The HDB resale market ended 2020 on a high despite the Covid-19 pandemic. HDB flat prices edged up across the island as buyer demand stayed robust.
Based on data announced by HDB yesterday, resale prices climbed 3.1% in the last three months of 2020 over the previous quarter, marking the 3rd continuous quarter of growth. It is also the largest quarterly rise since the July to September period of 2011, when prices went up 3.8%.
On an annual basis, prices went up by 5% over the whole of 2020, which is the sharpest rise since the 6.5% chalked up in 2012. By comparison, resale flat prices had nudged up a mere 0.1% in 2019.
It wasn’t only the prices that rose. In terms of transaction volume, 2020 also marked an 8-year high, going up 4.4% to 24,748 resale HDB flats sold, from the 23,714 units that changed hands in 2019.

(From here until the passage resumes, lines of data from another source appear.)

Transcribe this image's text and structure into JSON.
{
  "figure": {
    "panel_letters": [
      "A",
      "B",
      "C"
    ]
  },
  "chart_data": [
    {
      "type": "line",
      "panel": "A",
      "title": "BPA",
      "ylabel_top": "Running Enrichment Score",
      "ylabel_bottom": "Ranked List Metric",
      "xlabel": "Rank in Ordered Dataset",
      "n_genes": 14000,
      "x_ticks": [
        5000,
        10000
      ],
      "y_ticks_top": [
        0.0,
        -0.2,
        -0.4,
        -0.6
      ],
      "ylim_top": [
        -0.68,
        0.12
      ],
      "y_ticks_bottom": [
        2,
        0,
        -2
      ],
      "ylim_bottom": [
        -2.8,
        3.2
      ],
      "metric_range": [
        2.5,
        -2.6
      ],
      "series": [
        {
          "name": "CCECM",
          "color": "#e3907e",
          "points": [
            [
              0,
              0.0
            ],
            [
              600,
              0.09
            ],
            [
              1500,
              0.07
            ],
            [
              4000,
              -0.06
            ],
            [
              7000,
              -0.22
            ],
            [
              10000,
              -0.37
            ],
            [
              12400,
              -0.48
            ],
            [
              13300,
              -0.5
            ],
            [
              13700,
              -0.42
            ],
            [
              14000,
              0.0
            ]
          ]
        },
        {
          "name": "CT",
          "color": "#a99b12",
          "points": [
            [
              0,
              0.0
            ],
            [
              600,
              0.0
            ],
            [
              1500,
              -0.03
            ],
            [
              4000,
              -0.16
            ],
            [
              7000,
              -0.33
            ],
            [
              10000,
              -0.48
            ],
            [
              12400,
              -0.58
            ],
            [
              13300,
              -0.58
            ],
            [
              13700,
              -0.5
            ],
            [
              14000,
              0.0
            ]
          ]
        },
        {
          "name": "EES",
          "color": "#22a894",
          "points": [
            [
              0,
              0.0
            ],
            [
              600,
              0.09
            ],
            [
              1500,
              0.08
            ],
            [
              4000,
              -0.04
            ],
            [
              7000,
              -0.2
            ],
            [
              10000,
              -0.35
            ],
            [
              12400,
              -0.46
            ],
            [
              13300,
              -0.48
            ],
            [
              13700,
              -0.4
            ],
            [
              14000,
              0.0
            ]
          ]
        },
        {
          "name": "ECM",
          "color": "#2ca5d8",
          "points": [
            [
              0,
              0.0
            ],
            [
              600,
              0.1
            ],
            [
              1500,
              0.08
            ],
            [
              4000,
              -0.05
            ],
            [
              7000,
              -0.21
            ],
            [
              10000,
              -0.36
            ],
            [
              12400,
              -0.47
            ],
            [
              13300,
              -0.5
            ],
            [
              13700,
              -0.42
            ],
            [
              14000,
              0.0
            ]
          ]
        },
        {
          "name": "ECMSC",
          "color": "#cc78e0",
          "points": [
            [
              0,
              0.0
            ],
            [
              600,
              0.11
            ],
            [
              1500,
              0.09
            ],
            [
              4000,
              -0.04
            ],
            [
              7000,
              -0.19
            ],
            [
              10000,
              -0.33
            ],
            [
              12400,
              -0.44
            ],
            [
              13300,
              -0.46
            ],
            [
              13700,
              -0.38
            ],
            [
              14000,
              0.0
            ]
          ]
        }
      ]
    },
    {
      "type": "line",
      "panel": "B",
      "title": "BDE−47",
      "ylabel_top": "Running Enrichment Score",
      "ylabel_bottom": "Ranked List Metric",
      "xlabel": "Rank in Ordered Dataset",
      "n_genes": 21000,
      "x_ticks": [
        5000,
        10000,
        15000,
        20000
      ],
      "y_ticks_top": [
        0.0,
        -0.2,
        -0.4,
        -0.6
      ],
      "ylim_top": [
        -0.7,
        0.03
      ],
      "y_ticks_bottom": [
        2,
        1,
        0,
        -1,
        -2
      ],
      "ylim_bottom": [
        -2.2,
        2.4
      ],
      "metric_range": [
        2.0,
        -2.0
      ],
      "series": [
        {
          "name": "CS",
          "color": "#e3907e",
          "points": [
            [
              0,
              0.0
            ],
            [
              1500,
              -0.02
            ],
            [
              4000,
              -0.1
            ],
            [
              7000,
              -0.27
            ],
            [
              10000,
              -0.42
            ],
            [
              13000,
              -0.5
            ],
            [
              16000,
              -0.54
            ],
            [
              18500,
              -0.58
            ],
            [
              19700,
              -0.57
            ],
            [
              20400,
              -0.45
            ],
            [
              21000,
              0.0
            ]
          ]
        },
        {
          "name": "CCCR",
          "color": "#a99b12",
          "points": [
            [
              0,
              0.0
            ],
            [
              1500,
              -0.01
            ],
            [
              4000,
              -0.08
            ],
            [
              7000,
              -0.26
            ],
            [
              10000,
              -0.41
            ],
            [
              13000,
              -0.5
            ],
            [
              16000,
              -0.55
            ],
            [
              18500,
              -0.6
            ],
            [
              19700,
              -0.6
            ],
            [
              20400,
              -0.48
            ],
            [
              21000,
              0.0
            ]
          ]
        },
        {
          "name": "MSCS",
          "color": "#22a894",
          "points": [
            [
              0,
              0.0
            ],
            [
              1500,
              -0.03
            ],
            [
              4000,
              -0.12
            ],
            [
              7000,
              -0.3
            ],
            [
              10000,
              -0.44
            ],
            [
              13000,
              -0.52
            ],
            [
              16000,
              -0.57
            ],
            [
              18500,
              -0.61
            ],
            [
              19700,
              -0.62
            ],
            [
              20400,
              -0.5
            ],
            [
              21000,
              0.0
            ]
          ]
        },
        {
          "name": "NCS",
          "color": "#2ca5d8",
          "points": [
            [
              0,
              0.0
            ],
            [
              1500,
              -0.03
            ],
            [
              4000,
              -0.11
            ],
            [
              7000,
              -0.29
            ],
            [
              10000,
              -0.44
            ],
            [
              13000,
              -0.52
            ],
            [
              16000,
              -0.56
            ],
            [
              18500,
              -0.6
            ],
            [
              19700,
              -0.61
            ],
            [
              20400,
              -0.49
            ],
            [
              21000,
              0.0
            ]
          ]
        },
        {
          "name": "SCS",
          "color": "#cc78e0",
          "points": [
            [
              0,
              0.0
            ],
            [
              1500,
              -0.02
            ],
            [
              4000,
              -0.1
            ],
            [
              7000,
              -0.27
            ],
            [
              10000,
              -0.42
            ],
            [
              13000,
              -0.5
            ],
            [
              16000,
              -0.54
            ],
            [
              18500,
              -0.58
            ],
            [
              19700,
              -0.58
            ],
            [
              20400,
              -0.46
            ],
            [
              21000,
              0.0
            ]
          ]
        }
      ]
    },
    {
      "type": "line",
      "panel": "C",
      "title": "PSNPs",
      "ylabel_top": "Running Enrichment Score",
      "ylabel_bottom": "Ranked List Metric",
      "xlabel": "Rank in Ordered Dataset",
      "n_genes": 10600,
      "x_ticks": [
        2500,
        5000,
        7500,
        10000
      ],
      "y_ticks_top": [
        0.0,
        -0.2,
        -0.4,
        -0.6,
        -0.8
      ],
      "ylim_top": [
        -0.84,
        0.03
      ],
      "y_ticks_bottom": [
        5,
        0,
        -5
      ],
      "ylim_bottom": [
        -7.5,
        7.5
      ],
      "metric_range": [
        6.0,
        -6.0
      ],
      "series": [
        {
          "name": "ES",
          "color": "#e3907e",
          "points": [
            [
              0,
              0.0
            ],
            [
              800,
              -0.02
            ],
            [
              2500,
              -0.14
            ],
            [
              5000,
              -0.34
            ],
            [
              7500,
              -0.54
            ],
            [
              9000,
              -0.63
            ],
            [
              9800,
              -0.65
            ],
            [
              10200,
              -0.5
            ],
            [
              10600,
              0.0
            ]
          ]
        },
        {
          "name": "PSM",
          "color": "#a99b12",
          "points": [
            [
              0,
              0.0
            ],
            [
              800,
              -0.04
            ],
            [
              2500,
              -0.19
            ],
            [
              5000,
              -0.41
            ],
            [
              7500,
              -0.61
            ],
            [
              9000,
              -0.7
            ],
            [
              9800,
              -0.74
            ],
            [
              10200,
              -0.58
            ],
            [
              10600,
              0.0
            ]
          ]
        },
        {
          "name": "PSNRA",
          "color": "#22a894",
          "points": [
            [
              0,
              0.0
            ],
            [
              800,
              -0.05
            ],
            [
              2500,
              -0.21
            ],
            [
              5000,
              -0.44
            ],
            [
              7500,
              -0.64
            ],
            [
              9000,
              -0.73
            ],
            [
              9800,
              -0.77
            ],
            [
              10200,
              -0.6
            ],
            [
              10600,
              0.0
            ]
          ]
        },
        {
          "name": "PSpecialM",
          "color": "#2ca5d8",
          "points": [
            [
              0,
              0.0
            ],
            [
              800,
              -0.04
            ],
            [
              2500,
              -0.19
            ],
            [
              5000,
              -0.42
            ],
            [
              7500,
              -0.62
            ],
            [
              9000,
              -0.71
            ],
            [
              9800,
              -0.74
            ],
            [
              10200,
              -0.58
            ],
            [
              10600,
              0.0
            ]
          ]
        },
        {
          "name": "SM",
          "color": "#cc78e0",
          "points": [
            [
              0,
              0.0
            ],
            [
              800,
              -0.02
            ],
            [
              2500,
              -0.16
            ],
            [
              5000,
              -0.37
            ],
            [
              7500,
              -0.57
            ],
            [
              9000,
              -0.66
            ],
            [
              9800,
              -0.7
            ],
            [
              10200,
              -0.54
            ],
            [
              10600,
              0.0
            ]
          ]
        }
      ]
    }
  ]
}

This is just a tad shy of the 25,094 resale transactions in 2012, that is the highest on record.
Confidence Of Buyers
OrangeTee & Tie’s senior vice-president of research and analytics, Ms Christine Sun, commented that the price increases last year were rather surprising in view of the rising supply of new HDB flats, against the backdrop of the Covid-19 induced economic downturn.
But she noted that the raft of stimulus measures by the government, like the Jobs Support Scheme, could have helped to buttress demand.
As she observed, “Most workers were able to keep their earnings with the help of various schemes. Some buyers were confident that they have the ability to service their housing loans, and proceeded with their new home purchases.”
Ms Sun further added that Singapore is now “reaping a harvest of market stability”, from the slew of measures put in place over the last few years, such as the mortgage servicing ratio, the total debt servicing ratio, and seller’s stamp duty that acted as a sort of bright line test.
However despite the steady increase in prices, she thinks the HDB resale market is in no danger of a housing bubble yet.
According to Ms Sun, “Typical signs of an asset bubble include the decoupling of prices from housing income, and excessive speculative buying activities… Many measures have already been put in place to prevent some of these scenarios from occurring.”
In addition, HDB resale prices are still 7.6% below the top achieved in the 2nd quarter of 2013. It had taken 17 consecutive quarters of increases from the 2nd quarter of 2009 to achieve that peak.